Groups of 3rd year medical students were surveyed regarding their comfort with the fundus exam via a needs assessment. Baseline knowledge of fundus findings was assessed with a pre-test prior to the skills workshop. A case-based curriculum was developed and students were randomly assigned to work with fundus simulators vs. printed fundus images during the initial part of the curriculum, followed by a lecture-style presentation. A written post-test was given in addition to a practical exam using fundus simulators and results were compared between the two groups. Students were given an exit survey to evaluate the utility of the workshop.

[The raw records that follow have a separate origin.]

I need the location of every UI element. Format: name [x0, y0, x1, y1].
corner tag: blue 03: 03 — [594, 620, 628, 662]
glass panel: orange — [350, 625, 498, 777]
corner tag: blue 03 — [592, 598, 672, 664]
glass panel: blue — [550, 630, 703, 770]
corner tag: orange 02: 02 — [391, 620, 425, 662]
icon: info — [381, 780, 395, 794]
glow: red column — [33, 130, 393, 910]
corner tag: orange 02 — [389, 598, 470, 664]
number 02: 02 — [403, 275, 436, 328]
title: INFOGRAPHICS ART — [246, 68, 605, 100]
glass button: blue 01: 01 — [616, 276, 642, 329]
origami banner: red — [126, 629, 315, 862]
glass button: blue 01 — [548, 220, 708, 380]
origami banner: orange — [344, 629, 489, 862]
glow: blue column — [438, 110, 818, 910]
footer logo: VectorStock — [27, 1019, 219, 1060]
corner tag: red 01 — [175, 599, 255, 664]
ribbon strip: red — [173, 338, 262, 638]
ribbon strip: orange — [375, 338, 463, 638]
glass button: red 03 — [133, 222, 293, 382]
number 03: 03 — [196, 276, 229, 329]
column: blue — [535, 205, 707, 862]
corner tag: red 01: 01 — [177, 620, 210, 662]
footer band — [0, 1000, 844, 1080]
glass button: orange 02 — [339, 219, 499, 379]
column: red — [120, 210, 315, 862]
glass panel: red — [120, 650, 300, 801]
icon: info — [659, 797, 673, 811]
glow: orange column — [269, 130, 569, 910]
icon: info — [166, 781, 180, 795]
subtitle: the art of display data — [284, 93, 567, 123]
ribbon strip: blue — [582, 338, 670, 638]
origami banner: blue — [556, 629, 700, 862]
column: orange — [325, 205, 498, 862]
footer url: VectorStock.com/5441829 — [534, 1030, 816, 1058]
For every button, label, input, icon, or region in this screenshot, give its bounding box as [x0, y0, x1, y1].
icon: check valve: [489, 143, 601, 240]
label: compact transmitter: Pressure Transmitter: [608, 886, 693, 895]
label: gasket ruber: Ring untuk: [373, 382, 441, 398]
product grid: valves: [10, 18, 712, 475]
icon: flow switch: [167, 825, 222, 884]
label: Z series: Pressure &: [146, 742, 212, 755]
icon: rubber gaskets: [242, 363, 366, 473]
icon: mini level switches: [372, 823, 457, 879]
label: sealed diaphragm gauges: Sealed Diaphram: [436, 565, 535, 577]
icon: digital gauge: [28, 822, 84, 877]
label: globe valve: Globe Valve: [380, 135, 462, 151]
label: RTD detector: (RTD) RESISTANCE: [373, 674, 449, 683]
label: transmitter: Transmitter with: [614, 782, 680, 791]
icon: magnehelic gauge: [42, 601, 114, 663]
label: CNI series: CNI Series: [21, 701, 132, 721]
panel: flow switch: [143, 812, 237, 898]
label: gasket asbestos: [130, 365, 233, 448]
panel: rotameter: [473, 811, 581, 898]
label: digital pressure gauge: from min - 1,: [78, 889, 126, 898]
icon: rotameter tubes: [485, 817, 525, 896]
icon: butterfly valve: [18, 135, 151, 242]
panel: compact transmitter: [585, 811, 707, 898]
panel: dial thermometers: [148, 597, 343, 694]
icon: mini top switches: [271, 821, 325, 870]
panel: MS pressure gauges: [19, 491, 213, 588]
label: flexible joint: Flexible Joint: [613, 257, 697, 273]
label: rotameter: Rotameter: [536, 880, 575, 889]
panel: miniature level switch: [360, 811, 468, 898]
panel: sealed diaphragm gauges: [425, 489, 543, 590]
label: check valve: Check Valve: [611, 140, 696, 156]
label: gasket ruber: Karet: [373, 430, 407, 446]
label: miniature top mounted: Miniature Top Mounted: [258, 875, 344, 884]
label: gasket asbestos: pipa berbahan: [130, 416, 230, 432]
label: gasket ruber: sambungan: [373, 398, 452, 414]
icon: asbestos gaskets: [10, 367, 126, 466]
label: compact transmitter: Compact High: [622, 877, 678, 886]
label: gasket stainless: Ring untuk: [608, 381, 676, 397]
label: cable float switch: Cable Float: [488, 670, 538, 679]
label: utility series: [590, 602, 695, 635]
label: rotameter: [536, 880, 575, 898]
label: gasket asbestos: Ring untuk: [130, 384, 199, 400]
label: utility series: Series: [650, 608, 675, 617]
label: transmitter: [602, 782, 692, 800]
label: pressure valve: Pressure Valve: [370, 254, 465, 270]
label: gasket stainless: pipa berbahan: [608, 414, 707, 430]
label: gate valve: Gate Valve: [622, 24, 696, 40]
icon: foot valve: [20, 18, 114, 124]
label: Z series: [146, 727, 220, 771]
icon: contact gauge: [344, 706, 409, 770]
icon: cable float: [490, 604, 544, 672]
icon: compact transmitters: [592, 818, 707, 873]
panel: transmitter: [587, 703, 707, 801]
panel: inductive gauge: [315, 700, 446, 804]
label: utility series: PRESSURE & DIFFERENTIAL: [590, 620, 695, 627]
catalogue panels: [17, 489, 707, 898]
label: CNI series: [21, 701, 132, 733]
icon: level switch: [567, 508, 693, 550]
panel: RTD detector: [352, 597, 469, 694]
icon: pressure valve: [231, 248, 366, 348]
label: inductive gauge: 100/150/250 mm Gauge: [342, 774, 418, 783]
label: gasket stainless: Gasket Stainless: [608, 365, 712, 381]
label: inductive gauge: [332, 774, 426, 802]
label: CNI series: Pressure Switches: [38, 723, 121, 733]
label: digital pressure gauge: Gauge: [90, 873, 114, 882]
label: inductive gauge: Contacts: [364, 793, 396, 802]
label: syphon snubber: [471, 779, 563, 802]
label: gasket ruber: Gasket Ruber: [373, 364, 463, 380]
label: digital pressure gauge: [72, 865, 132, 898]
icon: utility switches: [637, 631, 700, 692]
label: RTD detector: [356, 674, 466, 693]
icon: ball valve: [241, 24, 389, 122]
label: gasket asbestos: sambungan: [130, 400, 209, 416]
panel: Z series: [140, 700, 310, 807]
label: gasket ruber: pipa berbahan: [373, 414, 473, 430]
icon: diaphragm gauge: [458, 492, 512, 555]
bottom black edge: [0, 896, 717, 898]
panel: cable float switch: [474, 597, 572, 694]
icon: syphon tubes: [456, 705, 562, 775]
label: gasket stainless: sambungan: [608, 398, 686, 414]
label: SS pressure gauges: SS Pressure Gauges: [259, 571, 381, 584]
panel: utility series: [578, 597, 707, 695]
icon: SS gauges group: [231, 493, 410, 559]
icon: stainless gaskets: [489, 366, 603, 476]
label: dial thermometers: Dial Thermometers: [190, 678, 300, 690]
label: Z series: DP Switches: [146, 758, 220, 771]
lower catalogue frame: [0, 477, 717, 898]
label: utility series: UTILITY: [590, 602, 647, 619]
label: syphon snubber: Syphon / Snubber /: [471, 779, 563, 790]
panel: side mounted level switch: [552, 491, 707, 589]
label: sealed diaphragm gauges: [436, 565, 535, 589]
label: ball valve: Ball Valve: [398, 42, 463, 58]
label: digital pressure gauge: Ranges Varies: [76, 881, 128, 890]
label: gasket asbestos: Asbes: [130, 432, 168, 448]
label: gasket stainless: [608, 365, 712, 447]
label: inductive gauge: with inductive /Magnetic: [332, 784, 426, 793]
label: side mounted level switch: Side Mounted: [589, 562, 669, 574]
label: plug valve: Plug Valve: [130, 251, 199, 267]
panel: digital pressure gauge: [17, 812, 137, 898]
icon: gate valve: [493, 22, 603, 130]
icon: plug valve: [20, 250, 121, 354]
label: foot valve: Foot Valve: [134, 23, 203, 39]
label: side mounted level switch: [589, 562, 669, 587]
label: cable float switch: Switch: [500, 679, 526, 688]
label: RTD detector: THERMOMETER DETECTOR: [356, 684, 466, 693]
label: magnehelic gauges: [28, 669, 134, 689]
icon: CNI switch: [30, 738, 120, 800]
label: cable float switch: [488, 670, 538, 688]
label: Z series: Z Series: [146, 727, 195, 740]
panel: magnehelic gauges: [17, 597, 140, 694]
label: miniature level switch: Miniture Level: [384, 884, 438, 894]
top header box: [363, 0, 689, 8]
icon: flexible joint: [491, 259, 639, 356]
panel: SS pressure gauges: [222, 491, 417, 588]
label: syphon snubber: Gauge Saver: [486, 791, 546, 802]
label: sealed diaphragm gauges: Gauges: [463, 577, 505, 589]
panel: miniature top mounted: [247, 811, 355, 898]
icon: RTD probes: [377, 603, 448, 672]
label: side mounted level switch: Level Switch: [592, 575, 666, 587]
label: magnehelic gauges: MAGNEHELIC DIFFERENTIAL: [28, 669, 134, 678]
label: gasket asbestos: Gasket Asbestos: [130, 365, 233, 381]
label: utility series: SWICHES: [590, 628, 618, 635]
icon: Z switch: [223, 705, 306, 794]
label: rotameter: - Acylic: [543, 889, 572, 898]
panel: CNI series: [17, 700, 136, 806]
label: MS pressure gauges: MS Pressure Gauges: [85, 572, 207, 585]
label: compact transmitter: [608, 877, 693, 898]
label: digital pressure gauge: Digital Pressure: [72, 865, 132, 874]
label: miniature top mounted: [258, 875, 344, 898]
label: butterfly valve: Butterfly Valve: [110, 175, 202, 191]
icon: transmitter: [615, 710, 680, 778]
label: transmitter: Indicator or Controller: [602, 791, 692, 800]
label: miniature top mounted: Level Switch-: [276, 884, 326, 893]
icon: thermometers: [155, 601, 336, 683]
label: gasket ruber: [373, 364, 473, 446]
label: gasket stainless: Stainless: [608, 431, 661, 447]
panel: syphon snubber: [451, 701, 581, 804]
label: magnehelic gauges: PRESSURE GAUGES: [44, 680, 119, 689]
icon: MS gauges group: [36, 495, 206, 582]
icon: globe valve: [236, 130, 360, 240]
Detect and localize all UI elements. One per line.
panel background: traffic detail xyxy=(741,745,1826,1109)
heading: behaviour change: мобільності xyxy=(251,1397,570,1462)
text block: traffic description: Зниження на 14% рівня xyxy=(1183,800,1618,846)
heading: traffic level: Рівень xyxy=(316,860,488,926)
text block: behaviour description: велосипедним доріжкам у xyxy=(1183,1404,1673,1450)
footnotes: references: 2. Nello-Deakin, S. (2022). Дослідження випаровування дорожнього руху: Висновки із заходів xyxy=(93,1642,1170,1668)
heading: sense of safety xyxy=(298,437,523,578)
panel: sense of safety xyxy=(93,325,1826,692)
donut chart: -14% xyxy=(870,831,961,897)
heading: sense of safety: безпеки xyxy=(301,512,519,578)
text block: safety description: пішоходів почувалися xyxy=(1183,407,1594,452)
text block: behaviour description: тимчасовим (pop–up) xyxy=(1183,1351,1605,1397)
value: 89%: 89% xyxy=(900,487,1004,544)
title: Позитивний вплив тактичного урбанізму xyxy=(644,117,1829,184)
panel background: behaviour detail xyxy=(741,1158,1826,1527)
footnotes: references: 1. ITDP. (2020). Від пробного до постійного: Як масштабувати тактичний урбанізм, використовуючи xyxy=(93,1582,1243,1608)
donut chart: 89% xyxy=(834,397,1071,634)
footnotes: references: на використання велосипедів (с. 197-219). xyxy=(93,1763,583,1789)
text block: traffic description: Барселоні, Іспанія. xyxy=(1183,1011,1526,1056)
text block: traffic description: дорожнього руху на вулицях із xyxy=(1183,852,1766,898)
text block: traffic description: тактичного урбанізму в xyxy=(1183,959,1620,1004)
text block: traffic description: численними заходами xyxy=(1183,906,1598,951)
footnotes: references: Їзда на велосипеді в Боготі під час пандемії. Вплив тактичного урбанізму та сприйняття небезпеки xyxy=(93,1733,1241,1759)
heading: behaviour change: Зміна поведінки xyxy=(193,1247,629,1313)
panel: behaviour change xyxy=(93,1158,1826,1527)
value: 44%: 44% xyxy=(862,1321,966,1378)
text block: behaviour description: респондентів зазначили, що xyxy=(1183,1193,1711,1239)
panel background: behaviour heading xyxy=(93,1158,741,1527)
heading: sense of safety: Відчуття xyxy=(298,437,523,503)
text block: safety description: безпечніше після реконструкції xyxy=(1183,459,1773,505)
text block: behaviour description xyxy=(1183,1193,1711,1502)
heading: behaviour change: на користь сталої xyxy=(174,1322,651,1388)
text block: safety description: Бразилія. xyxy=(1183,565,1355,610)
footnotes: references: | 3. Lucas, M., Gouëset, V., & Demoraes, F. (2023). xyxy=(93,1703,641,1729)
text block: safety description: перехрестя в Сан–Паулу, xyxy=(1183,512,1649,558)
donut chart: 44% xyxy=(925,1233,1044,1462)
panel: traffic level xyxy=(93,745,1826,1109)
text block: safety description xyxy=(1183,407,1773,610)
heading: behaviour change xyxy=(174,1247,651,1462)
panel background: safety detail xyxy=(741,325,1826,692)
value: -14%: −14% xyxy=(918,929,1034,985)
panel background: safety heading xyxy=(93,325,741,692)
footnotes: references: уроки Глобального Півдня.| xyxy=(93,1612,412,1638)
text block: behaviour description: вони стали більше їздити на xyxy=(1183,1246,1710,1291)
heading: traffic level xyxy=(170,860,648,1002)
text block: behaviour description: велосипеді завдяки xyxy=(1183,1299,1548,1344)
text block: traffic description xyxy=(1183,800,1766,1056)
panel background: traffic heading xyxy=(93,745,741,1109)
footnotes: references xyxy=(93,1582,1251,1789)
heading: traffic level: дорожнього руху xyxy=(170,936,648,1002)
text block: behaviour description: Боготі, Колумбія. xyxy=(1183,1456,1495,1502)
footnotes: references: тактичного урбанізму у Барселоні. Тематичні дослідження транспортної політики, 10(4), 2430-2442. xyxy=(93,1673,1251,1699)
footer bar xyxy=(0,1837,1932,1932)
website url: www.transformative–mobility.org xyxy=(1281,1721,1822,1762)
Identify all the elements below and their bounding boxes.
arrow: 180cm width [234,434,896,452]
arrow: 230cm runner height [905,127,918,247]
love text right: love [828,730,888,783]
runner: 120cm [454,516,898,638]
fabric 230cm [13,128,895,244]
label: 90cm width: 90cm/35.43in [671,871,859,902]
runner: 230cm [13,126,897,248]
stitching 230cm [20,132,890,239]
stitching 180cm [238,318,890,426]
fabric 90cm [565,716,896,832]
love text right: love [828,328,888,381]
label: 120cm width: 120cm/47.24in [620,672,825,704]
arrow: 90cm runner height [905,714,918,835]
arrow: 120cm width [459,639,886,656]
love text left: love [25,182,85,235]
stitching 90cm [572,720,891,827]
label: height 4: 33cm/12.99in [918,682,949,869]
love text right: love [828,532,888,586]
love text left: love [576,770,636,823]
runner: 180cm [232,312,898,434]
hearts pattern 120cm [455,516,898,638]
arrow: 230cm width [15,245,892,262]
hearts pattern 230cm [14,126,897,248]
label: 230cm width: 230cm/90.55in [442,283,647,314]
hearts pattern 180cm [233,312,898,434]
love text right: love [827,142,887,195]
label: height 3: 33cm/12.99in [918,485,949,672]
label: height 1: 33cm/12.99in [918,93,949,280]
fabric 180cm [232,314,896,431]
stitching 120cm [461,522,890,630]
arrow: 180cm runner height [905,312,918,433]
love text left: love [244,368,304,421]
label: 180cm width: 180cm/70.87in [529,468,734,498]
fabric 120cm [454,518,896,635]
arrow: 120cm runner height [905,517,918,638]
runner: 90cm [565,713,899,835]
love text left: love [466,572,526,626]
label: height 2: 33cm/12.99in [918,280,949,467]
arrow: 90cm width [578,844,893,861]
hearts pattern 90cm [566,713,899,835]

In our pilot study, 25 3rd year medical students completed the curriculum using fundus simulators. The needs assessment data showed that 57% of students were uncomfortable with their fundoscopy skills and 77% felt that they would benefit from additional education in ophthalmology. Student scored an average of 47% correct on the pre-test with an improvement to 67% correct on the post-test.
Our study suggests that students have a need and desire for increased basic ophthalmic education. Preliminary studies suggest that the curriculum was effective in increasing student knowledge as demonstrated by the 20% improvement in correct answers from pre-test to post-test. Data from the practical exam from the initial group who used fundus simulators will be compared with the next group of students who will use traditional printed images in order to evaluate which method is superior.